Turkey has barricaded its border to Syria with the help of funding from the European Union. There are few options left for Syrians trying to flee the brutal war in their home country and those who do risk death.
Roji Kurd: When the Turkish soldiers opened fire, Ibrahim Khaled took his mother’s hand and ran. He recalls hearing the rattling of the machine guns and the screams of refugees who had been hit by bullets. “I thought if I stopped running now, I would be shot or arrested,” he says.
In their efforts to flee to Turkey from Syria, Khaled and his mother walked for hours in the direction the smugglers had told them to go. He says they walked, lost, through olive groves before reaching a Turkish village at dawn. Of the 60 refugees with whom Khaled had set out from the camp near the city of Darkush in the province of Idlib, in northwestern Syria, only a few made it over the border. The others, Khaled suspects, are either dead or back in Syria. “We were lucky,” he says.

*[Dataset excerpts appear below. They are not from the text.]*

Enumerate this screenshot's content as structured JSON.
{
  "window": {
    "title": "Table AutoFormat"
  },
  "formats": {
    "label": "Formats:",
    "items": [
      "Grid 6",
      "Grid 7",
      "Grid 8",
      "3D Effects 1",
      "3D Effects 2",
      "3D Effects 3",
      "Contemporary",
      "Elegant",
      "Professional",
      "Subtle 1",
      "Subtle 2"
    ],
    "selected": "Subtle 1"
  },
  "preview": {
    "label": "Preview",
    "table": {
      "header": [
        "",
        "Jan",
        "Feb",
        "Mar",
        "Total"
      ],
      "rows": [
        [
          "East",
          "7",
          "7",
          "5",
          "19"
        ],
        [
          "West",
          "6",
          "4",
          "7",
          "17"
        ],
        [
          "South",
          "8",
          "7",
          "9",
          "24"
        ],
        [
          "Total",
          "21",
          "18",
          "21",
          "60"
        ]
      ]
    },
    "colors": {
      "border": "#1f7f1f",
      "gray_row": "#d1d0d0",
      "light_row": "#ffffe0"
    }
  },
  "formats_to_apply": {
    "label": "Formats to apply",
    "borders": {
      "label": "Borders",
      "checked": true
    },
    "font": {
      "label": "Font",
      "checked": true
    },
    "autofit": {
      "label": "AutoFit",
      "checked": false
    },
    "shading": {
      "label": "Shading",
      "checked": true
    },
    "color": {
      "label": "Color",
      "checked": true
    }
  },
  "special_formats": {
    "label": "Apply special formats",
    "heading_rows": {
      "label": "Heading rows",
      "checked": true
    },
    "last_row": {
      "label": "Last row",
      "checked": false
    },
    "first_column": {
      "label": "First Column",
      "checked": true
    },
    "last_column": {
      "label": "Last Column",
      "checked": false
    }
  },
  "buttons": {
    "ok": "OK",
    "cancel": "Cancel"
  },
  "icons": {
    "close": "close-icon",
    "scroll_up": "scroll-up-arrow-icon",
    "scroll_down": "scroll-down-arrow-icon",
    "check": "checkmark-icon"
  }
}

He’s sitting in a newly constructed apartment on the outskirts of Mersin, in southern Turkey. He and his mother arrived here this past autumn. Khaled is afraid of the Turkish authorities, and he deliberated for a long time about whether he should speak to journalists about the violence at the border. He only agreed to be interviewed if his name was changed. “I want the world to know what is happening to us Syrians,” he says.